Mr. Kimty recently published a paper that found that households taking up microfinance loans usually “become worse-off in terms of household welfare, because the borrowing reduces household expenditure per capita.”
“The high interest rates and non-productive use of microcredit are more likely to plunge borrowers into a vicious cycle of high-interest indebtedness, in particular when the earnings are too low to cover the credit costs,” he said in an email last week.
The MFI sector has expanded rapidly in recent years, with the number of registered microfinance institutions in the country growing from 67 to 167 from 2012 to 2015, according to a National Bank report. In five years, the number of households receiving credit from MFIs and NGOs nearly doubled, from about 1.1 million in 2011 to about 2.1 million as of November, according to National Bank data.
Chou Ngeth, senior consultant at Phnom Penh-based Emerging Markets Consulting, said there was a strong correlation between levels of financial literacy among borrowers, the number of loans taken out by each borrower, and the chances of defaulting, citing a report from his firm released in September.

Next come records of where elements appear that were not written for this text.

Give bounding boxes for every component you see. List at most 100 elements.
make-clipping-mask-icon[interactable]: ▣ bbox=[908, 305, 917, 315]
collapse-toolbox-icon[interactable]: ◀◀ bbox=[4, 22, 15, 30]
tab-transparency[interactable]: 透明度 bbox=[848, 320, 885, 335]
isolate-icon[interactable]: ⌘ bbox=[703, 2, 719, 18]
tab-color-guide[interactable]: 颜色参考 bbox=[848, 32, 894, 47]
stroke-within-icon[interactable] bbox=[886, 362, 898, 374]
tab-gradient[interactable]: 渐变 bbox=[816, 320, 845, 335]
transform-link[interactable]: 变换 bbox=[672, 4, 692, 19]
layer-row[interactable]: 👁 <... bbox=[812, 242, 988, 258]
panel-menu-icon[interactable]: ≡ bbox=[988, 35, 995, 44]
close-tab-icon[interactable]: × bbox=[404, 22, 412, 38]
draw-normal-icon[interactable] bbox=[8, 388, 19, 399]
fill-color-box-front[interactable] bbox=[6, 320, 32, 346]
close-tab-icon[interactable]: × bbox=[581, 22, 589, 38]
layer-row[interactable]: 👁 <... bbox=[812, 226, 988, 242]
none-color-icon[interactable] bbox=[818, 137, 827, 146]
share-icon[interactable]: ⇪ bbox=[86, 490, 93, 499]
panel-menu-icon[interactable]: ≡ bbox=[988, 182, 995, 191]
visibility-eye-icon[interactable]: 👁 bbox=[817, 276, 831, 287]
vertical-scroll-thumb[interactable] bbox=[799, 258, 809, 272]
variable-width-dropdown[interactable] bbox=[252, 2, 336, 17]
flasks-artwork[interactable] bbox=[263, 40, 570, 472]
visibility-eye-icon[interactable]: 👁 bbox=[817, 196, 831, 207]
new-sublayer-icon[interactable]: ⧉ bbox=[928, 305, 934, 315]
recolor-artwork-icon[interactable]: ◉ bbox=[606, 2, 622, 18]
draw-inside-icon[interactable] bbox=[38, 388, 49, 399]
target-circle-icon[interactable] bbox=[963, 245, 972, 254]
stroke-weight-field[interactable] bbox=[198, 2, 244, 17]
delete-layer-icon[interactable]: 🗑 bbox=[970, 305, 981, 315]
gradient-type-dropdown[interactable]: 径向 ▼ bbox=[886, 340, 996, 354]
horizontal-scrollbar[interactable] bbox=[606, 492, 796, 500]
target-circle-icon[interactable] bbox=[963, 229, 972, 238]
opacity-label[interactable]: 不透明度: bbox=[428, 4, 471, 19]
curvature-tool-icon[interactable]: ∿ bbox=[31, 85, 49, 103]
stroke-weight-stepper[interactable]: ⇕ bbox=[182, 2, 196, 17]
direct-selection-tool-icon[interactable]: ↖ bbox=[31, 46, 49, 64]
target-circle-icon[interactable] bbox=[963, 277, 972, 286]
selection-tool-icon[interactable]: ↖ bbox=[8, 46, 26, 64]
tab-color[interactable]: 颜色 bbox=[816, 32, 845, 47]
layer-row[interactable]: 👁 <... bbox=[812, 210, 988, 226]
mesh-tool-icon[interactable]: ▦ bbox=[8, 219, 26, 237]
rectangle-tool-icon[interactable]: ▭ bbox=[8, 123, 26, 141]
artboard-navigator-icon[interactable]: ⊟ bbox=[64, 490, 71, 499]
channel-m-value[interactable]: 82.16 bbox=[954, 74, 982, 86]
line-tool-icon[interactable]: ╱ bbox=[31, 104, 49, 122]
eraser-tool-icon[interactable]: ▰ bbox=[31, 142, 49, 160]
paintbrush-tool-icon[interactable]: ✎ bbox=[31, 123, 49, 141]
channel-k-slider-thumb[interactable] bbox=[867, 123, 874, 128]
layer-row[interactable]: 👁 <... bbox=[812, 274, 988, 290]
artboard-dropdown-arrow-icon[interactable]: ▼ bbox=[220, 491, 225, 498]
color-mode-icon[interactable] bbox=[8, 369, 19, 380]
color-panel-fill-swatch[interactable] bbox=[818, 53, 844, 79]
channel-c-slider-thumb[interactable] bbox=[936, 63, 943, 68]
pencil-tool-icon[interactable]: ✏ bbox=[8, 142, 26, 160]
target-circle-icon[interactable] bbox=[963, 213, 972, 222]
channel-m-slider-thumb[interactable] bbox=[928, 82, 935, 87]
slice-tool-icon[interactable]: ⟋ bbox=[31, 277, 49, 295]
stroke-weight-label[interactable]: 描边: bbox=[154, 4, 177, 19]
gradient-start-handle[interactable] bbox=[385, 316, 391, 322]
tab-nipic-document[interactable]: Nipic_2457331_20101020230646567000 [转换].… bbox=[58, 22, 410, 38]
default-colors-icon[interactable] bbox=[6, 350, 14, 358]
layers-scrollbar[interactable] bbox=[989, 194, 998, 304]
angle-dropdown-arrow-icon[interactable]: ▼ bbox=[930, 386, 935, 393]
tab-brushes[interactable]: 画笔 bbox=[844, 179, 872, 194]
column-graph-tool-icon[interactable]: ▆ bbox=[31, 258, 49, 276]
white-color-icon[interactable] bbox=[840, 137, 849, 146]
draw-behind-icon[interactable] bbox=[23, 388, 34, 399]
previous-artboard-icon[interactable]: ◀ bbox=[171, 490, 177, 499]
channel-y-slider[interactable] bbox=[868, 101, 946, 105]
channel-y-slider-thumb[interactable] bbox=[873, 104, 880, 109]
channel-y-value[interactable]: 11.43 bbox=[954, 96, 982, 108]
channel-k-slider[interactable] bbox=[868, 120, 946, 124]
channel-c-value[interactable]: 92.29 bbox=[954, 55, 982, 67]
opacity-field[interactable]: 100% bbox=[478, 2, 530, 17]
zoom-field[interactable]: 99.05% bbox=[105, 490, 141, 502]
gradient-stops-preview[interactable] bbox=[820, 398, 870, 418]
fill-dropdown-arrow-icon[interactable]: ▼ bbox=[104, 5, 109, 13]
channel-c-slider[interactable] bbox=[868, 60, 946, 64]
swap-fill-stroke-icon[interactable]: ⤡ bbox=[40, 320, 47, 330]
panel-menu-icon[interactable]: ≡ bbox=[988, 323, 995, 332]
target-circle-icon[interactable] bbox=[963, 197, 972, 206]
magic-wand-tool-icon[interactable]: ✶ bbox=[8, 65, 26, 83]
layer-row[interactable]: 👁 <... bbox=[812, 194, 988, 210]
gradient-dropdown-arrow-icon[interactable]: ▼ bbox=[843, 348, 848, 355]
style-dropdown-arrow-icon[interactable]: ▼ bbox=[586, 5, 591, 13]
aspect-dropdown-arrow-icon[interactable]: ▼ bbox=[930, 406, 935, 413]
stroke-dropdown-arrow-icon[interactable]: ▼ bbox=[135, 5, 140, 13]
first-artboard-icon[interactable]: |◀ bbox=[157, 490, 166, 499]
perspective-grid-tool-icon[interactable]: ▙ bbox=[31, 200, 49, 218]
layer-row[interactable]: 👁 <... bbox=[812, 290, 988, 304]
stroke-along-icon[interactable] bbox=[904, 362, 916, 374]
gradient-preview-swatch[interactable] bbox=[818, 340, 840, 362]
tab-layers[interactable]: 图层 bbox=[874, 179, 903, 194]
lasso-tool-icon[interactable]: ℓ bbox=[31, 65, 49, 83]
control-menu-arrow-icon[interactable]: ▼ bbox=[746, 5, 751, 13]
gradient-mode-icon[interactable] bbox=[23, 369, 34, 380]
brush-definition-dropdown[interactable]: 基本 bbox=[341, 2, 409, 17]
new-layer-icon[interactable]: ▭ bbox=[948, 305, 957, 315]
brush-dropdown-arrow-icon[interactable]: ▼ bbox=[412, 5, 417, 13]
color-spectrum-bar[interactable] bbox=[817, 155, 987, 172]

“This means the little financial literacy they have, the more loans they tend to take. The more loans they take, the more chance to get default,” he said in an email.
The rate of default for microfinance borrowers in the nation—0.77 percent in 2015, according to the NBC—is “very low,” said Hiroshi Suzuki, chief economist of the Business Research Institute for Cambodia, in an email.
Suspiciously so, according to some. Apart from borrowers taking out one loan to pay back another, there is also an incentive for MFIs to keep the rate low, by restructuring or reclassifying bad debt to keep their loan portfolio looking healthy.
No one denies, however, that some people are struggling to pay off their debts, and the results can be crushing.
Am Ley Eam, 53, a farmer and sugarcane juice vendor, lives next door to Ms. Sopheatra’s dress shop. She has previously taken out loans to build a house for her daughter and son-in-law and to develop a fish farm, which failed when all the fish died.
“I took a loan from a small MFI to repay the big one. And another small loan to repay the first small loan,” she said. “I took $3,000. Then, it became $8,000.”
“In the end, I sold some land.”
Ms. Ley Eam, who grows rice, lotus and sugarcane, said she currently owes Amret, another prominent MFI, about $3,000.
“Now, my business is not running well. I’m two or three days late on my payments. The economy is also going down. It is hard to find money,” she said. “I have money troubles.”
She has resorted to borrowing money from a neighbor, who charged her $20 interest on a $100 loan. Asked why she would risk taking out another loan, her answer was blunt: “Because I have no money.”
Representatives from Prasac and Amret did not reply to multiple requests for comment last week. Mr. Kimty, the economic researcher, said the shift away from loans that generate income for borrowers was to blame for the present situation.
“The MFI markets are sustained if they work not only for the lenders, but also the borrowers,” he said. “The success of borrowers are the MFIs’ success. This is the original promise of MFIs.”